Meskipun kaligrafi telah ada sejak manusia pertama, namun dikalangan
umat Islam sendiri memulai memikirkan kaligrafi(tulis-menulis) pada era kodifikasi
al-Quran. Sejarah mencatat bahwa kodifikasi al-Quran adalah sebuah peristiwa
penting yang merubah al-Quran sebelumnya bersifat hafalan atau oral, berubah
menjadi tulisan. Seperti disiplin ilmu lainnya, kaligrafi menemukan
keanekaragaman ketika Islam melakukan invasi ke beberapa negara untuk
menyebarluaskan ajarannya, misalnya salah satu tulisan awal yang dianggap
dikembangkan di Irak pada paruh kedua abad kedelapan Masehi, menjadikan
al-Quran dalam penyalinannya menggunakan tulisan tersebut.[6]
Selanjutnya, perkembangan tulisan pun tidak dapat di hindari, hal tersebut di
tandai dengan beranekaragamnya tulisan, seperti Naskhi, Tsuluts, Riq’ah,
Diwani, Diwani Jali, Farisi dan Kufi.[7]
Habibullah Fadzoili, sebagaiamana dikutip oleh Nurul Huda,
menjelaskan bahwasannya periodesasi kaligrafi islam terbagi menjadi enam
periode sebagai berikut.
Pertama, kemunculan
gaya kufi. Dalam hal ini, baik kemunculan dalam bentuk tanpa tanda baca
kemudian berlanjut sedemikian rupa indahnya.[8]
Kedua, munculnya
beberapa gaya penulisan selaian gaya kufi yang sudah ada, seperti tsulust,
riq’i, naskhi, muhaqqaq, raihan, dan tauqi’.
Ketiga, periode
penyempurnaan dan perumusan kaidah penulisan oleh Abu Ali Muhammad bin Muqlah
(940 M) dan Abu Abdullah Hasan bin Muqlah dengan metode al-khat al-mansub(ukuran
standar bentuk kaligrafi).
Keempat, periode Abu
Hasan Ali bin Hilal (1022 M).
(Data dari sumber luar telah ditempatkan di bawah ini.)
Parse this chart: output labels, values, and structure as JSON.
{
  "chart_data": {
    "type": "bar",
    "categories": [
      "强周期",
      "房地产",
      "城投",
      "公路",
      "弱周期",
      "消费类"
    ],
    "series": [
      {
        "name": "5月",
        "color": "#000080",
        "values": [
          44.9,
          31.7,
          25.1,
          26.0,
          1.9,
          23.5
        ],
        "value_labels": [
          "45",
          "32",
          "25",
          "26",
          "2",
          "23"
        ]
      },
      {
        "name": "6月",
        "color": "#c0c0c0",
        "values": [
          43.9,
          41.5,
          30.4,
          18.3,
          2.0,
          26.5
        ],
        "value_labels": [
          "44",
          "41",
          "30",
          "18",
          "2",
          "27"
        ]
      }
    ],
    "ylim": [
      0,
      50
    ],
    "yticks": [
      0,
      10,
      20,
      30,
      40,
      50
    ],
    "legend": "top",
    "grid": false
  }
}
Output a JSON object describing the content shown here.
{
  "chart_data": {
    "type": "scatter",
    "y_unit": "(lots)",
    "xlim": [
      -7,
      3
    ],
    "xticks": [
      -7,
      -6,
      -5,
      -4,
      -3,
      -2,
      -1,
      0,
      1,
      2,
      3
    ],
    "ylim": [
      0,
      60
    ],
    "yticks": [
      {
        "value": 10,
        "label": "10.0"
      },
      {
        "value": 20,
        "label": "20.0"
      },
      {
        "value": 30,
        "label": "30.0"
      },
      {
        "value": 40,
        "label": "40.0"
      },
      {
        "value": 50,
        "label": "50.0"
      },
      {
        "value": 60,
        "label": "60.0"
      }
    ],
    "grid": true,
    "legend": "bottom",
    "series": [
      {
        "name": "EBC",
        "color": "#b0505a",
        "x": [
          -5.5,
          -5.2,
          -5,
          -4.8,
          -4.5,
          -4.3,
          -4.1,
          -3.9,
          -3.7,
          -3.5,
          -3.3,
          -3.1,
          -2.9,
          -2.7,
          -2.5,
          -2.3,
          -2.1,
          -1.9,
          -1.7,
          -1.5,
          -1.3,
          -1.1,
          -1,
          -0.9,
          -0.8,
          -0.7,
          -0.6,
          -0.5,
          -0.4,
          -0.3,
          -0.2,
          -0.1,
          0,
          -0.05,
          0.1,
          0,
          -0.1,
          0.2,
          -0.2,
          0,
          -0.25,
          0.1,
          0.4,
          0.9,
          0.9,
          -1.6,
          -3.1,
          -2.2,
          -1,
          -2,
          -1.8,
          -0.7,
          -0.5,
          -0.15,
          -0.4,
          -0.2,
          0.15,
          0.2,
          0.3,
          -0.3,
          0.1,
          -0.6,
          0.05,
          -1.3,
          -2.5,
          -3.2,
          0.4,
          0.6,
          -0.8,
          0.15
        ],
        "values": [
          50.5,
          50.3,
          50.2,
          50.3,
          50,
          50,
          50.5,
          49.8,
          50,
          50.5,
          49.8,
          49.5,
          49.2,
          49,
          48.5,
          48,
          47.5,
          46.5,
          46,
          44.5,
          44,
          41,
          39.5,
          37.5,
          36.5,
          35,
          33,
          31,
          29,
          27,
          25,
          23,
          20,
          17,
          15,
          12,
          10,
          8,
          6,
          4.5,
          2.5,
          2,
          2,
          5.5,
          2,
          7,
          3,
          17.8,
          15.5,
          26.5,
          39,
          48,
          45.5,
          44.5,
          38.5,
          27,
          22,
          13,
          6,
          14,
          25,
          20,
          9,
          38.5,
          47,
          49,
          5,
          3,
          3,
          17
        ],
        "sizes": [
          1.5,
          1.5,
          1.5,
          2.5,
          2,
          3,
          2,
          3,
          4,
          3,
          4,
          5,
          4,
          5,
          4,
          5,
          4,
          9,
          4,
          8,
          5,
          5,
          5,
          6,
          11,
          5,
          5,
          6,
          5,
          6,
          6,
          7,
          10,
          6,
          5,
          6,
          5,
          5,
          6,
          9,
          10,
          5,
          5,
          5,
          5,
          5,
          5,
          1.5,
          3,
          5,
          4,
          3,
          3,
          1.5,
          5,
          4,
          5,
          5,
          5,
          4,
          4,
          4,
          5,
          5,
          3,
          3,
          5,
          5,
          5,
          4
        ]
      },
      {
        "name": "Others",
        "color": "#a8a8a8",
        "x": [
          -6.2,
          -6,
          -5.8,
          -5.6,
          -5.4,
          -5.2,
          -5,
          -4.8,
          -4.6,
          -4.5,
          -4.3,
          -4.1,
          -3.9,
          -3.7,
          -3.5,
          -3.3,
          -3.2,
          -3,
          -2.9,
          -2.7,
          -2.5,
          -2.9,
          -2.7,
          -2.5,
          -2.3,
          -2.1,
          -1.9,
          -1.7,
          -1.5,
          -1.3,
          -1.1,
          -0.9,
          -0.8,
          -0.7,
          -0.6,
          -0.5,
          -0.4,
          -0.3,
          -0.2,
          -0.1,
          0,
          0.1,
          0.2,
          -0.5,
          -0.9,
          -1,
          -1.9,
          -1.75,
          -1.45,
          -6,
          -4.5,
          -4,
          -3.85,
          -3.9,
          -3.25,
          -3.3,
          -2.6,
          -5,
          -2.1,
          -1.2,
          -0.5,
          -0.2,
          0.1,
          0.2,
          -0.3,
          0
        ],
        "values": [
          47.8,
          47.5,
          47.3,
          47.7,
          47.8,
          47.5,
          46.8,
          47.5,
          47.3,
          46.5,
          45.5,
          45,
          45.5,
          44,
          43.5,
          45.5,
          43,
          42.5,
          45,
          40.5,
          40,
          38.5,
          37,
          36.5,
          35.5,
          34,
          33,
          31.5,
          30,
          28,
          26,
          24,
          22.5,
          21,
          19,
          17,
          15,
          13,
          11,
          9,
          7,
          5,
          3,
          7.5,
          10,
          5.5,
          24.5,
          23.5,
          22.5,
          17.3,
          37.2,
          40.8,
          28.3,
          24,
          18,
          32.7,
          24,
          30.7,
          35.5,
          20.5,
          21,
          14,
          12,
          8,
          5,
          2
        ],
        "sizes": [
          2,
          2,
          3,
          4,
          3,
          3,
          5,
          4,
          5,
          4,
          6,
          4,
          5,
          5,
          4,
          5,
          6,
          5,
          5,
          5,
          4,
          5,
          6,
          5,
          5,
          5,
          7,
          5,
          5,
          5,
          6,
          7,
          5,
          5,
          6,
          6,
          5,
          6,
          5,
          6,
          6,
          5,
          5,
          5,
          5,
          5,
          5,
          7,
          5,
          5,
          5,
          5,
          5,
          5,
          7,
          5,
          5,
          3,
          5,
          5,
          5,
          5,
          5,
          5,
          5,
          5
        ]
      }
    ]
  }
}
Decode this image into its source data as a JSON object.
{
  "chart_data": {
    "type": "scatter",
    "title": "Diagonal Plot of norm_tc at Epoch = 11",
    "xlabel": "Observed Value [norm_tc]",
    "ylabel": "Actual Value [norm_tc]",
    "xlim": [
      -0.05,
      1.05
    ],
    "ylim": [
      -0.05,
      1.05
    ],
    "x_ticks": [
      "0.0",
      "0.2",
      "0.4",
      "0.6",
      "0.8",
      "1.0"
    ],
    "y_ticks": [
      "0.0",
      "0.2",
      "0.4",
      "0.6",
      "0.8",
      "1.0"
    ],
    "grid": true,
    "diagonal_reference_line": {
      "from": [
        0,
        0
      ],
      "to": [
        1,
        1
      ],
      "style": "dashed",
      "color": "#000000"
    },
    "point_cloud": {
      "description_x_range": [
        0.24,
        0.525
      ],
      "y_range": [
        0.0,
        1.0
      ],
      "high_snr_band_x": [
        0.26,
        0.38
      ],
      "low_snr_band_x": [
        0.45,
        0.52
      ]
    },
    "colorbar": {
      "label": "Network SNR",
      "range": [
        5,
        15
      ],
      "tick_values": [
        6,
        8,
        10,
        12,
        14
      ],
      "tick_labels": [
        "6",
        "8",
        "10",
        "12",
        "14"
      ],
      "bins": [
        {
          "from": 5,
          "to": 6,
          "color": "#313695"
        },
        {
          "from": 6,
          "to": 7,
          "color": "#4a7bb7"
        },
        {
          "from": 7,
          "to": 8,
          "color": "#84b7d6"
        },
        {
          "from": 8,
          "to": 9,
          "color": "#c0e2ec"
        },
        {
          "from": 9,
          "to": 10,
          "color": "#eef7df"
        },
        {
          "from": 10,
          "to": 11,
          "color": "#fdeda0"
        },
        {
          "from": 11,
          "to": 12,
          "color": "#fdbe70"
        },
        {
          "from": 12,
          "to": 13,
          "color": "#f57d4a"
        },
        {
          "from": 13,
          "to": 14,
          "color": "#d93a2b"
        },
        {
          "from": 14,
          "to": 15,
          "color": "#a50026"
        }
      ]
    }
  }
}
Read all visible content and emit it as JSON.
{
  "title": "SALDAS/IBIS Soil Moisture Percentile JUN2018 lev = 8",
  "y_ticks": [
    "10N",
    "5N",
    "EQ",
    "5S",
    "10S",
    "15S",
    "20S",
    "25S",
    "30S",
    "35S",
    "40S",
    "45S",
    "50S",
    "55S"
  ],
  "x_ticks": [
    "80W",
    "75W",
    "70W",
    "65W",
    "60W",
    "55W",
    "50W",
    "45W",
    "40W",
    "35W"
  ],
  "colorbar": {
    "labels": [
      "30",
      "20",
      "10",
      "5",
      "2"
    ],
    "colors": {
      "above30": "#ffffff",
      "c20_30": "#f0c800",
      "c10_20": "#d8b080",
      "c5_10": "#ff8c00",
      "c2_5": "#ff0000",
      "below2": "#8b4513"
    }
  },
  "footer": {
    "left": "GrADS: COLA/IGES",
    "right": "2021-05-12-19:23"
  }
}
Pada periode ini, kaidah sebelumnya dikembangkan
melalui kaidah yang di istilahkan dengan al-khat al-faiq.
Kelima, periode
Jamaluddin Yaqut al-Musta’shim (1298 M). Jamaluddin mencoba mengembangkan
hiasan kaligrafi dengan penyesuaian pena, yaitu potongan miring.
Keenam¸munculnya tiga
gaya baru penulisan, yaitu gaya ta’liq dikembangkan oleh Abdul Hayy, gaya
nasta’liq oleh Mir Ali dan gaya Shikatseh oleh Darwisi Abdul Majid.[9]
Dalam perkembangannya, jika pada periode klasik pencampuran tulisan
tidak dibolehkan dan lebih menonjolkan keelokan tulisan pada garis-garis, dalam
periode kontemporer lebih menunjukkan kebebasab apresiasi jiwa seni kaligrafer,
sehingga kaligrafi kontemporer tidak lagi sebatas pada garis-garis maupun satu
tulisan saja. Meski menuai kontroversi, kaligrafi kontemporer mulai mendapatkan
perhatian serius, terutama sejak diadakannya pameran seni kaligrafi Islam pada
MTQ XI di Semarang (1979) dan pameran pada Muktamar Media Massa Islam se-Dunia
I di Balai Sidang Senayan Jakarta (1-3 September 1980).[10]
Sirajuddin mencatat bahwa pelopor kaligrafi kontemporer di Indonesia adalah
Ahmad Sadali dan A.D Pirous (Bandung), Amri Yahya (Yogyakarta) dan Amang Rahman
(Surabaya). Di Yogyakarta sendiri, setelah generasi mereka lahir kaligrafer
kontemporer seperti Syaiful Adnan, Hatta Hambali, Hendra Buana, Yetmon Amier
dan lain sebagainya.[11]
3.
Kaligrafi
Dalam Tradisi Seni Masyarakat
Kesenian tulis indah atau lebih dikenal dengan kaligrafi untuk masa
sekarang ini, sudah begitu akrab di kehidupan orang Islam di manapun berada.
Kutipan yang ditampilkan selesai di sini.